Treasury Cash Grants
Treasury cash grants have moved into a litigation phase.
There are 20 pending lawsuits against the US Treasury by companies that feel the Treasury paid smaller cash grants on renewable energy projects than they were entitled to receive. Many renewable energy projects placed in service between 2009 and 2013 had the option of being paid 30% of the cost of the project in cash by the Treasury in lieu of taking federal tax credits. Some solar projects still retain that option if they are completed by December 2016. The payments are made under section 1603 of the American Recovery and Reinvestment Tax Act.
Twenty-two lawsuits in total have been filed against Treasury, but the taxpayers withdrew two after the Treasury filed counter-claims accusing the companies of fraud.
All the suits have been filed in the US Court of Federal Claims. The oldest pending suit was filed in July 2012. Companies have six years after a grant is paid to decide whether to litigate.
Some taxpayers have asked the court to decide their cases at “summary judgment,” meaning they feel there is no disagreement about the facts and the judge should decide the cases based on legal briefs filed by each side. The government has opposed some summary judgment motions on grounds that it needs to do more discovery to establish the facts, but filed its own motion for summary judgment in others.
Meanwhile, a US Claims Court judge ordered the Treasury in October in a case involving a solar rooftop company to disclose the benchmarks it used from the start of the program to pay grants on rooftop systems and to disclose limited information about how it dealt with the company's applications. However, the judge declined to compel disclosure of other information, including what the Treasury paid on comparable applications, or information about how it developed its general screening policies or the lower benchmarks it used to make payments than the amounts for which the company applied. Discovery in the case is now scheduled to run into early August 2015, making a decision in the case unlikely before 2016.
The earliest decision in any of the pending lawsuits could come in early 2015 in a case involving a biomass project that the Treasury says qualified for only a partial grant because it produced both steam and electricity and only the part of the project related to electricity generation qualified for a grant. (For earlier coverage of the biomass case, see the February 2013 NewsWire article.) The court is scheduled to hear arguments in the case starting on December 15.

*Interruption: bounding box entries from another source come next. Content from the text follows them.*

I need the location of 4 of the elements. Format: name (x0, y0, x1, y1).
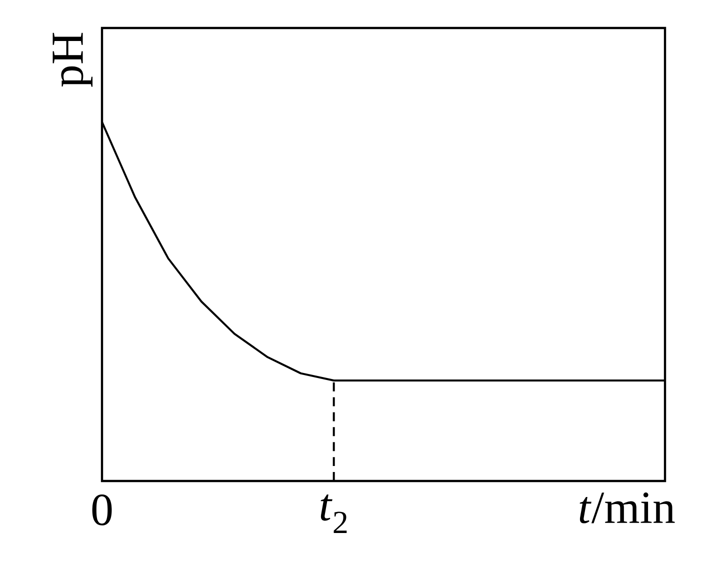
x-axis-title: t/min (580, 492, 675, 524)
x-tick-label: 0 (92, 494, 112, 526)
x-tick-label: t$_{2}$ (320, 494, 347, 533)
y-axis-title: pH (52, 32, 93, 87)
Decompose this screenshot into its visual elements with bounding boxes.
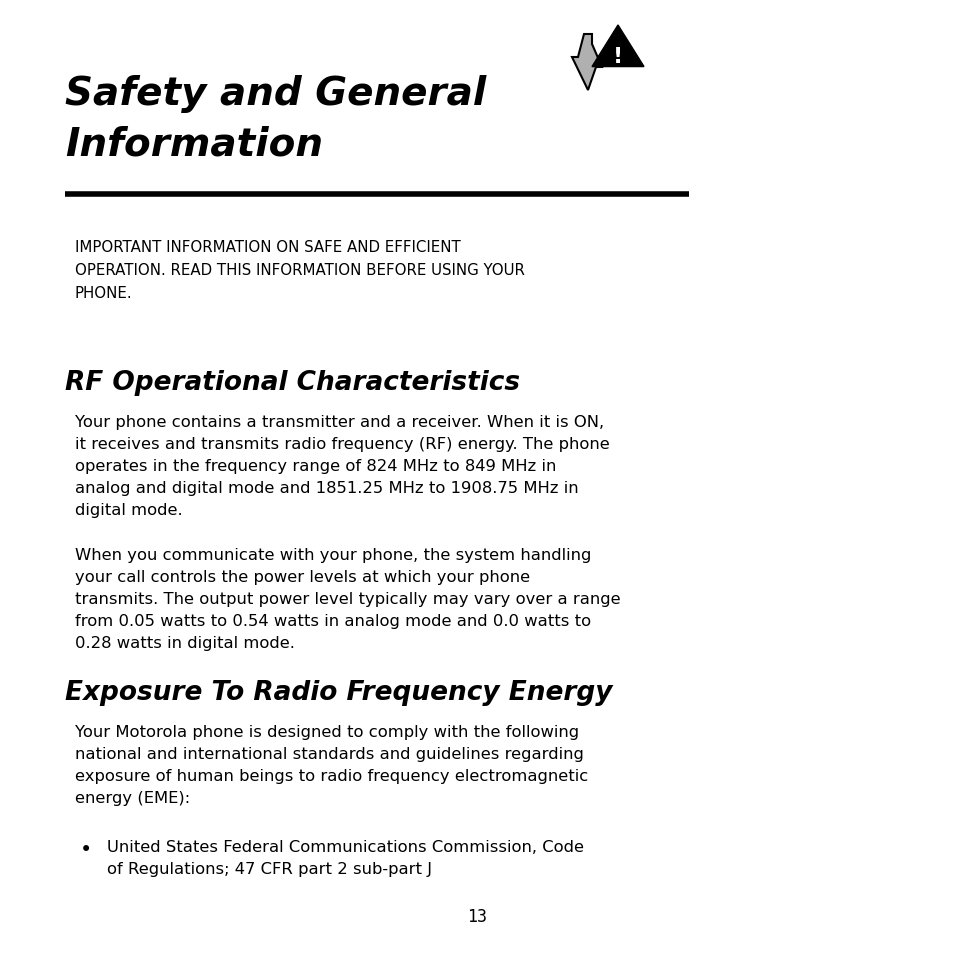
Text: When you communicate with your phone, the system handling
your call controls the: When you communicate with your phone, th… [74, 547, 619, 650]
Polygon shape [592, 26, 643, 68]
Text: Information: Information [65, 125, 322, 163]
Polygon shape [572, 35, 601, 91]
Text: Safety and General: Safety and General [65, 75, 486, 112]
Text: 13: 13 [467, 907, 486, 925]
Text: Exposure To Radio Frequency Energy: Exposure To Radio Frequency Energy [65, 679, 612, 705]
Text: IMPORTANT INFORMATION ON SAFE AND EFFICIENT
OPERATION. READ THIS INFORMATION BEF: IMPORTANT INFORMATION ON SAFE AND EFFICI… [74, 240, 524, 300]
Text: Your phone contains a transmitter and a receiver. When it is ON,
it receives and: Your phone contains a transmitter and a … [74, 415, 609, 517]
Text: United States Federal Communications Commission, Code
of Regulations; 47 CFR par: United States Federal Communications Com… [107, 840, 583, 876]
Text: RF Operational Characteristics: RF Operational Characteristics [65, 370, 519, 395]
Text: •: • [80, 840, 92, 859]
Text: Your Motorola phone is designed to comply with the following
national and intern: Your Motorola phone is designed to compl… [74, 724, 587, 805]
Text: !: ! [612, 47, 622, 67]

In other developments, the Treasury said in October that grants approved for payment between October 1, 2014 and September 30, 2015 will be subject a haircut of 7.3% due to budget sequestration. The figure was 7.2% for grants approved for payment in fiscal year 2014. Sequestration will continue through fiscal year 2021 unless rescinded by Congress.
A technical corrections bill awaiting action in the “lame duck” session of Congress would clarify that Treasury cash grants do not have to be reported as income by companies paying taxes under the alternative minimum tax. The American Recovery and Reinvestment Tax Act made clear that the grants are not income for regular income tax purposes. However, Congress failed to say anything at the time about the alternative minimum tax. US corporations must compute their taxes under the regular corporate income tax and the minimum tax and pay essentially which-ever tax is greater. The technical correction has been waiting for Congressional action since 2010.
The IRS has given up waiting and feels it must enforce the law as written until the technical correction is enacted. The correction would be retroactive as if included in the original statute.